Born in Tokyo in 1942.
Son of photographer Seiji Akiyama. After graduating from Waseda University's Faculty of Letters, he worked at the Tokyo Bureau of the Associated Press and the photography department of the Asahi Shimbun before becoming a freelance photographer in 1967.

While working as a photojournalist covering social issues such as famine in India and depopulation on remote islands, he also traveled through America, China, and various parts of Japan, creating works that captured people's lives and landscapes with his unique sense of distance. In 1974, he exhibited alongside Daido Moriyama and Masahisa Fukase in the "New Japanese Photography" exhibition at the Museum of Modern Art in New York, gaining international recognition.

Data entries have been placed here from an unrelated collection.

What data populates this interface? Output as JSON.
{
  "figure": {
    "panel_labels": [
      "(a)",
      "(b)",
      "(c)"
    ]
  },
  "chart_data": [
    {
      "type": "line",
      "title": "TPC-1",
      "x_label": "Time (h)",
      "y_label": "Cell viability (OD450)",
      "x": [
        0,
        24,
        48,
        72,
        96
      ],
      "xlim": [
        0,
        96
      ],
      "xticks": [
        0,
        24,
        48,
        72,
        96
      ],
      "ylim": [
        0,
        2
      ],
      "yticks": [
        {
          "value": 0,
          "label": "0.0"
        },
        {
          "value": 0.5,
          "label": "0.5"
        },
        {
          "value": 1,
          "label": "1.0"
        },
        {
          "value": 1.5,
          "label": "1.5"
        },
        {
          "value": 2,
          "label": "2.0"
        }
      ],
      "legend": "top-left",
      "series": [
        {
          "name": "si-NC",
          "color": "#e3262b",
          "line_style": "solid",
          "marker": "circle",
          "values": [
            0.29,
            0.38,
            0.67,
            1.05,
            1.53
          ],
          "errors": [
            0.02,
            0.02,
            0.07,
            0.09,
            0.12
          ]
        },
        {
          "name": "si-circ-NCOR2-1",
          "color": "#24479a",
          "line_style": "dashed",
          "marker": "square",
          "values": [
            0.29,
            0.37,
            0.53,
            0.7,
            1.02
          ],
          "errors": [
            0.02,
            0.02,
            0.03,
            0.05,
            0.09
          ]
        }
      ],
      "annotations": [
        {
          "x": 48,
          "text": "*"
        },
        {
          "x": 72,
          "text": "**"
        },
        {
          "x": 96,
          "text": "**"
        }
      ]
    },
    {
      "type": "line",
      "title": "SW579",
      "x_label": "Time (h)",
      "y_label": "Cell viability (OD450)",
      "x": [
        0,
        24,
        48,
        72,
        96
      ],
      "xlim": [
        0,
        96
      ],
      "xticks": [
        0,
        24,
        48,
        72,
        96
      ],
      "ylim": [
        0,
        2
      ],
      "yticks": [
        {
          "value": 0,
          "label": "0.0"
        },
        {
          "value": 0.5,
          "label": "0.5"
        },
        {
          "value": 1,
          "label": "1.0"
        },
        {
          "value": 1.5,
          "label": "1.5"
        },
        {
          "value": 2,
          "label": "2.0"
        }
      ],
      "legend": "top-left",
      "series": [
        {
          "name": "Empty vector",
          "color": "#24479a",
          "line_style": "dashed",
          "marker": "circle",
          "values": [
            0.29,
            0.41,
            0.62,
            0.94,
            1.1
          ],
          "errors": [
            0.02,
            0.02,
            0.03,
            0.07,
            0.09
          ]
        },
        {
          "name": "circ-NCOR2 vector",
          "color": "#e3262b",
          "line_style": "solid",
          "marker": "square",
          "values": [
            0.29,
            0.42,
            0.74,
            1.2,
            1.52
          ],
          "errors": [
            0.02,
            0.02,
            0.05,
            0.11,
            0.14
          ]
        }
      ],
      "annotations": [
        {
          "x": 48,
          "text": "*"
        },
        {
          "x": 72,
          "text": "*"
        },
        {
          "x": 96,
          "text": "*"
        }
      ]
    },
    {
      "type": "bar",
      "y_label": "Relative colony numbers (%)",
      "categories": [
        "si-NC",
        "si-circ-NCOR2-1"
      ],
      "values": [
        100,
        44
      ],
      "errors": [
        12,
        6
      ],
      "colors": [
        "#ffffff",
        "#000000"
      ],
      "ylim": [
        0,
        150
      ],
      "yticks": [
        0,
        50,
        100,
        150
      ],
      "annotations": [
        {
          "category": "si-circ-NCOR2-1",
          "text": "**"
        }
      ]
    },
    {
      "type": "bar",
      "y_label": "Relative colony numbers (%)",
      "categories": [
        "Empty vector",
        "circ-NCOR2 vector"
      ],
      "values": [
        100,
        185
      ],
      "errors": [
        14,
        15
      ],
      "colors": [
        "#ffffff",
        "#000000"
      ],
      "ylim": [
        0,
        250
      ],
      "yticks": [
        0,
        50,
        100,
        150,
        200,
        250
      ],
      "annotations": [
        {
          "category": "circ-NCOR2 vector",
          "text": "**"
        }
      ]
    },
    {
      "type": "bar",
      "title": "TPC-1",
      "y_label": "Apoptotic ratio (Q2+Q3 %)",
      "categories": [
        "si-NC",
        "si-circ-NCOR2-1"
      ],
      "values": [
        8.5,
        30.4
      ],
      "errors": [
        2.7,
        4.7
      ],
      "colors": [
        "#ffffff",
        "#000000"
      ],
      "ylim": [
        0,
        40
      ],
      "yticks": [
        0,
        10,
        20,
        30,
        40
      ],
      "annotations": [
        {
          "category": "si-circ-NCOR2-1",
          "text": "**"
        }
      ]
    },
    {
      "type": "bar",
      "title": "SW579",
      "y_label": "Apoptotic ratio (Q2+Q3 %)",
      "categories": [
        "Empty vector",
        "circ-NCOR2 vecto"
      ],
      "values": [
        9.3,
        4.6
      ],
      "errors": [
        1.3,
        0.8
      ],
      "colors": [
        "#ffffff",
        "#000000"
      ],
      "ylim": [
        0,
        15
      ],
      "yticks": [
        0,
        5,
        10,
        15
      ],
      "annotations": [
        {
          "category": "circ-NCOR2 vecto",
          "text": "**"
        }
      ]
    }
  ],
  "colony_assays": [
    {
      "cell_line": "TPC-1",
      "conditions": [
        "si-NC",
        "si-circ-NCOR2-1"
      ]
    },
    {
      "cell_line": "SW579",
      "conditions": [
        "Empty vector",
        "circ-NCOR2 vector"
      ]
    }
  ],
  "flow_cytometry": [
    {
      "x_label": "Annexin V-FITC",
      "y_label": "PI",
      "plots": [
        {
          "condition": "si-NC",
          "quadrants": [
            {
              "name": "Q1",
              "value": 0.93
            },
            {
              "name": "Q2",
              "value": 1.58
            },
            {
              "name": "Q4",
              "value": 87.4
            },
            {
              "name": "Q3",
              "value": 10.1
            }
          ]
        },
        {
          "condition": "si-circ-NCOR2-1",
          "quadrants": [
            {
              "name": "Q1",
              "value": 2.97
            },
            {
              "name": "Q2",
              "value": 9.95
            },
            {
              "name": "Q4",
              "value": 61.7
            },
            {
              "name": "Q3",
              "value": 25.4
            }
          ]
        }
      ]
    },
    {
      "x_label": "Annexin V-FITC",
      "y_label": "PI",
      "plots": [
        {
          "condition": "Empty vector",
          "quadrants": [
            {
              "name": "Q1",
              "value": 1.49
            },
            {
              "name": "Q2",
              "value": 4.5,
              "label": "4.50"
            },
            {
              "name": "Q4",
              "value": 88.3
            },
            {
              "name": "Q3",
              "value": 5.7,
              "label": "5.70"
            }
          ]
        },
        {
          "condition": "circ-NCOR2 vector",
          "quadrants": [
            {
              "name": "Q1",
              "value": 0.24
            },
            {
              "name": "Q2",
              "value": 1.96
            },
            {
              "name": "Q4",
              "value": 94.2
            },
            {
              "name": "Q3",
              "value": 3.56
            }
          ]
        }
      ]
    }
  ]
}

He established his unique world with a style that calmly observes subjects from a "traveler's perspective," using a 6x6 twin-lens reflex camera. His major photobooks include "Tsugaru, Ryōji Sensei Gyōjōki" (1978), "New York Tsushin" (1980), "Narakawa-mura" (1991), and "Nara" (2006).

His works are held in collections at the Museum of Modern Art, New York, the Tokyo Photographic Art Museum, and the Aomori Museum of Art.
In recent years, the reprinting and re-editing of his "Nihao Xiaopengyou" series has garnered attention both domestically and internationally, leading to a re-evaluation of his work.